Focusing on the adornment of Indigenous bodies, the artworks in this exhibition are considered acts of reclamation as Blackburn expresses the refusal to be classified or minimized by the oppressive history of colonization. The act of beading, as seen in But there’s no scar II and Trapline II, provides her with the capacity to speak her mother- tongue of Dene, even when she does not know the words, her hands allow her to connect to language and land.

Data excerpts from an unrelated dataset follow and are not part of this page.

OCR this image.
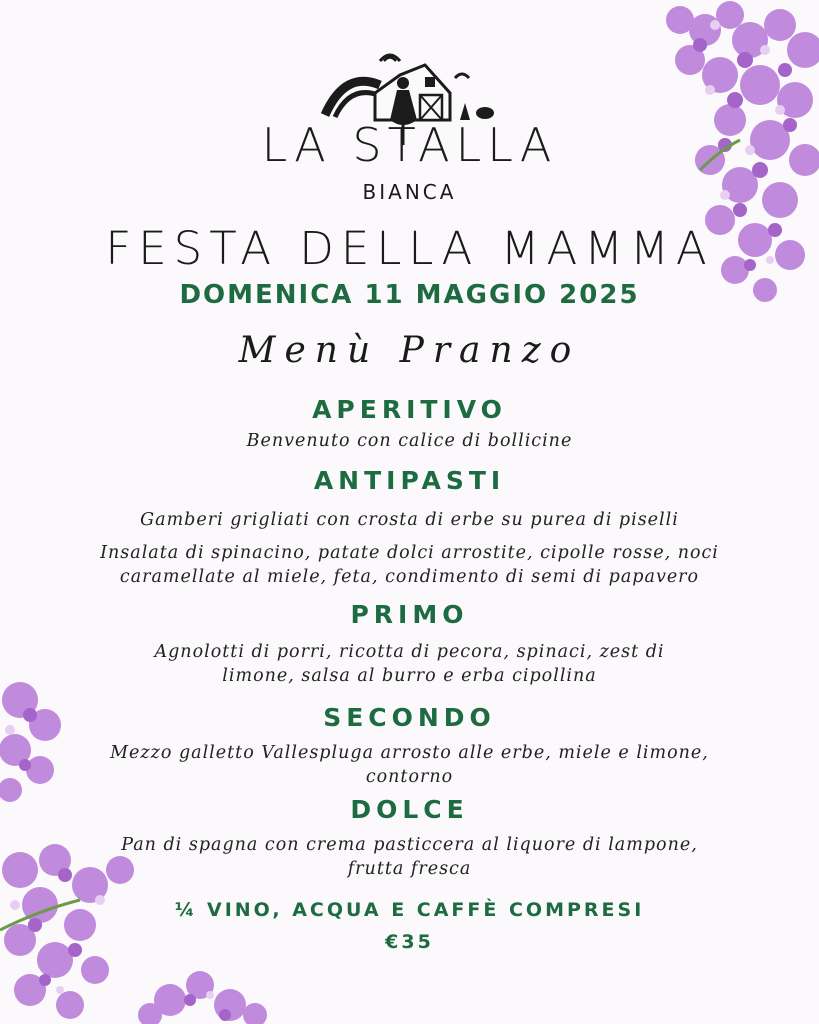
LA STALLA
BIANCA
FESTA DELLA MAMMA
DOMENICA 11 MAGGIO 2025
Menù Pranzo
APERITIVO
Benvenuto con calice di bollicine
ANTIPASTI
Gamberi grigliati con crosta di erbe su purea di piselli
Insalata di spinacino, patate dolci arrostite, cipolle rosse, noci
caramellate al miele, feta, condimento di semi di papavero
PRIMO
Agnolotti di porri, ricotta di pecora, spinaci, zest di
limone, salsa al burro e erba cipollina
SECONDO
Mezzo galletto Vallespluga arrosto alle erbe, miele e limone,
contorno
DOLCE
Pan di spagna con crema pasticcera al liquore di lampone,
frutta fresca
¼ VINO, ACQUA E CAFFÈ COMPRESI
€35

By contemporizing Dene traditions that are inspired by her grandmother, Blackburn disrupts the colonial gaze that has reigned over functional Indigenous objects, therefore releasing these objects from athropologized, museological glass cases. As found in the series Setsuné’s tools. Blackburn asserts, “Through our hands, by way of beading, gathering, tattooing, piercing, trapping, fishing, tool making, sewing, skinning, scraping, tanning, I honour the ways in which Dene life has always relied on our bodies. This relationship to body and object, functioning together in this tactile manner, speaks to a land-based act of love.”
Blackburn’s sense of urgency with this body of work is palpable, as she points to the future by celebrating the history of strength, resilience and beauty found in Indigenous sovereignty.